Another commonly discussed potential benefit of drinking cold water is its ability to stimulate metabolism. One scientific study shows that when you drink cold water, your body has to expend a bit of energy to warm the water to body temperature. This process, known as thermogenesis, can lead to a temporary and slight increase in metabolic rate. Still, cold water has a very limited role as a thermogenic agent and, therefore, cannot be used as the main strategy for healthy weight management. For healthy weight control, a higher focus should be given to an overall healthy diet and regular physical activity.


Improved alertness

A widely debated benefit of cold water intake is its effect on alertness and wakefulness. It is assumed that the potential stimulating effect of cold water is partly due to its temperature. It is assumed to help wake up the senses, increase mental clarity, and provide a temporary energy boost needed during periods of fatigue or drowsiness. However, there are no scientific studies directly supporting this observation.

A study on whole-body cold-water immersion showed that after having a cold-water bath, participants felt emotionally better and were more active and alert. The changes in emotions were associated with the coupling between brain areas involved in attention control, emotion, and self-regulation. In addition, other studies also demonstrate the potential positive effect of water consumption (importance of hydration) on certain cognitive abilities and mood states.

Thus, all these studies collectively highlight that water intake and cold-water immersion can have significant benefits on alertness and cognitive function. Nevertheless, in order to state that cold water consumption demonstrates the same impact, additional in-depth studies are required.

Cold water vs. warm water: which is better for you?

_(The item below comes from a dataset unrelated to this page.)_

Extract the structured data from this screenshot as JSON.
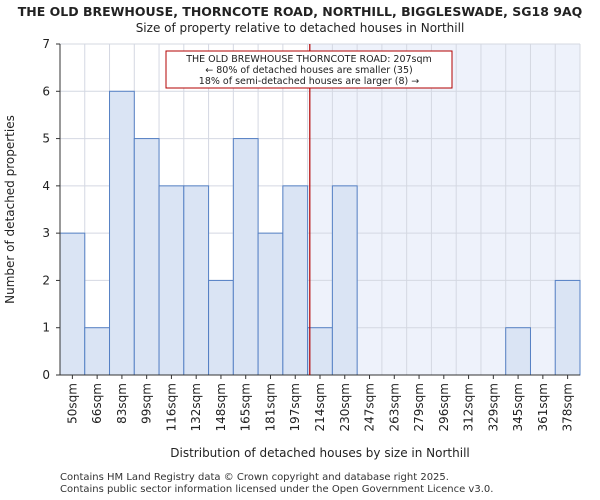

The debate over whether cold or warm water is better for you hinges on various factors, including the context of consumption, individual health conditions, and specific circumstances. Both cold and warm water may offer unique health benefits and potential drawbacks.

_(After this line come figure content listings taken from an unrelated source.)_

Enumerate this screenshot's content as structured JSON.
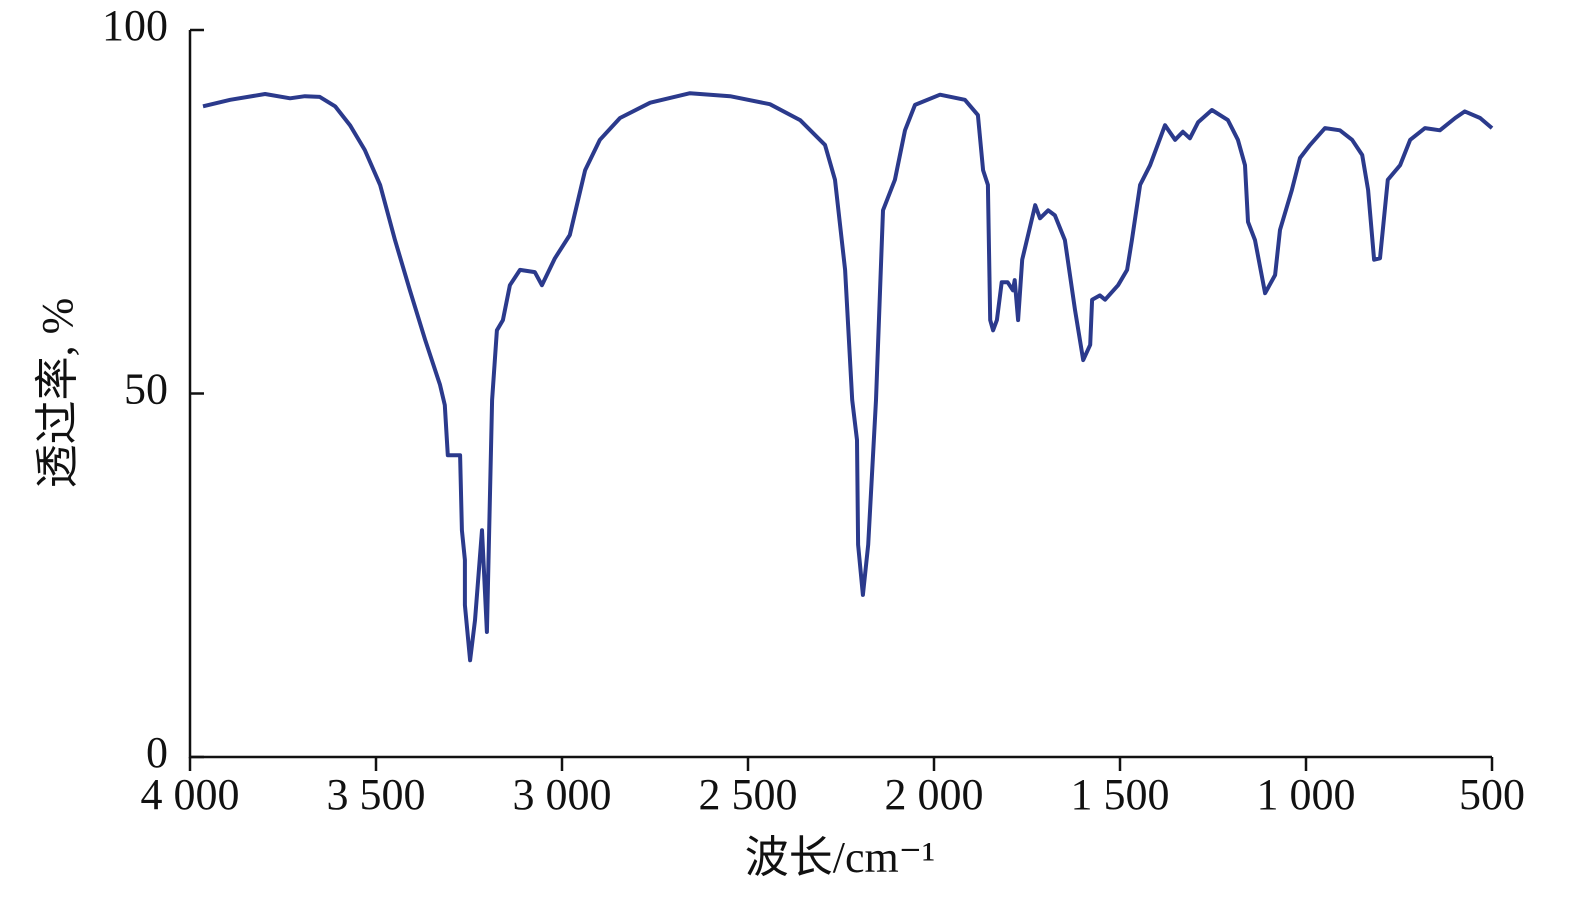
{
  "chart_data": {
    "type": "line",
    "xlabel": "波长/cm⁻¹",
    "ylabel": "透过率, %",
    "color": "#2b3a8c",
    "xlim": [
      4000,
      500
    ],
    "ylim": [
      0,
      100
    ],
    "xticks": [
      {
        "value": 4000,
        "label": "4 000"
      },
      {
        "value": 3500,
        "label": "3 500"
      },
      {
        "value": 3000,
        "label": "3 000"
      },
      {
        "value": 2500,
        "label": "2 500"
      },
      {
        "value": 2000,
        "label": "2 000"
      },
      {
        "value": 1500,
        "label": "1 500"
      },
      {
        "value": 1000,
        "label": "1 000"
      },
      500
    ],
    "yticks": [
      0,
      50,
      100
    ],
    "x": [
      3965,
      3892,
      3798,
      3731,
      3691,
      3651,
      3610,
      3570,
      3530,
      3489,
      3449,
      3409,
      3368,
      3328,
      3315,
      3307,
      3274,
      3269,
      3261,
      3261,
      3247,
      3234,
      3215,
      3202,
      3188,
      3175,
      3159,
      3140,
      3113,
      3073,
      3054,
      3019,
      2979,
      2938,
      2898,
      2844,
      2763,
      2656,
      2548,
      2441,
      2360,
      2293,
      2266,
      2239,
      2220,
      2207,
      2204,
      2191,
      2177,
      2156,
      2137,
      2105,
      2078,
      2051,
      1984,
      1917,
      1882,
      1868,
      1855,
      1849,
      1841,
      1831,
      1818,
      1802,
      1788,
      1783,
      1774,
      1763,
      1728,
      1715,
      1693,
      1675,
      1648,
      1621,
      1599,
      1580,
      1575,
      1554,
      1540,
      1505,
      1481,
      1468,
      1446,
      1419,
      1379,
      1352,
      1331,
      1312,
      1290,
      1253,
      1210,
      1183,
      1164,
      1156,
      1137,
      1110,
      1083,
      1070,
      1038,
      1016,
      989,
      949,
      909,
      876,
      849,
      833,
      817,
      801,
      780,
      747,
      720,
      680,
      640,
      599,
      573,
      532,
      500
    ],
    "values": [
      89.5,
      90.4,
      91.2,
      90.6,
      90.9,
      90.8,
      89.5,
      86.9,
      83.5,
      78.7,
      71.1,
      64.2,
      57.4,
      51.2,
      48.4,
      41.5,
      41.5,
      31.2,
      27.1,
      20.9,
      13.3,
      18.8,
      31.2,
      17.2,
      49.1,
      58.7,
      60.1,
      64.9,
      67.0,
      66.7,
      64.9,
      68.6,
      71.8,
      80.7,
      84.9,
      87.9,
      90.0,
      91.3,
      90.9,
      89.8,
      87.6,
      84.2,
      79.4,
      67.0,
      49.1,
      43.6,
      29.2,
      22.3,
      29.2,
      49.1,
      75.2,
      79.4,
      86.2,
      89.7,
      91.1,
      90.4,
      88.3,
      80.7,
      78.7,
      60.1,
      58.7,
      60.1,
      65.3,
      65.3,
      64.2,
      65.6,
      60.1,
      68.4,
      75.9,
      74.1,
      75.2,
      74.5,
      71.1,
      61.5,
      54.6,
      56.7,
      62.9,
      63.5,
      62.9,
      64.9,
      67.0,
      71.1,
      78.7,
      81.4,
      86.9,
      84.9,
      86.0,
      85.1,
      87.3,
      89.0,
      87.6,
      84.9,
      81.4,
      73.6,
      71.1,
      63.8,
      66.3,
      72.5,
      78.0,
      82.4,
      84.2,
      86.5,
      86.2,
      84.9,
      82.8,
      78.0,
      68.4,
      68.6,
      79.4,
      81.4,
      84.9,
      86.5,
      86.2,
      87.9,
      88.8,
      87.9,
      86.5
    ]
  }
}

Cold water is often preferred for hydration during athletic performance, especially in warm climates. Drinking cold water may help lower body temperature, which may support endurance and physical performance by preventing overheating. Additionally, ingestion of cool tap water (16°C) may induce a lower sweating response in dehydrated athletes compared to warm water, suggesting that cool tap water may be the optimum choice for acquiring hydration in dehydrated athletes.

Keep in mind that it is necessary to consider the safety of tap water based on local public health guidelines before drinking it, as its drinkability can vary depending on the region. Furthermore, drinking cold water could also have some downsides. Some individuals claim to experience digestive discomfort while drinking cold water. Furthermore, in rare cases, cold water may cause throat irritation and even trigger headaches due to the sudden change in temperature.

Warm water has almost no scientific research assessing its health effects or backing potential health benefits. Only alternative medicine (ayurvedic) suggests that a cup of warm water in the morning could demonstrate a soothing effect on the digestive system, reduce menstrual and headache pain, and even act beneficially by detoxifying the body. Additionally, warm water might be particularly comforting in cooler weather or for individuals with sore throats or sinus congestion. However, warm water may not be as effective as cold water in cooling the body during intense physical activity or in hot climates. It might also be less palatable to some, making it harder to consume in large quantities, which theoretically might affect overall hydration levels.

Final word


Both cold and warm water have their own place in a healthy lifestyle. By understanding the benefits and potential downsides associated with each of them, you can choose the one that best suits your overall health and well-being needs. In case of any concerns, do not hesitate to consult with health professionals. Nevertheless, hydration remains an essential component — it is really not so important whether the water is cold or warm until you prioritize staying well-hydrated.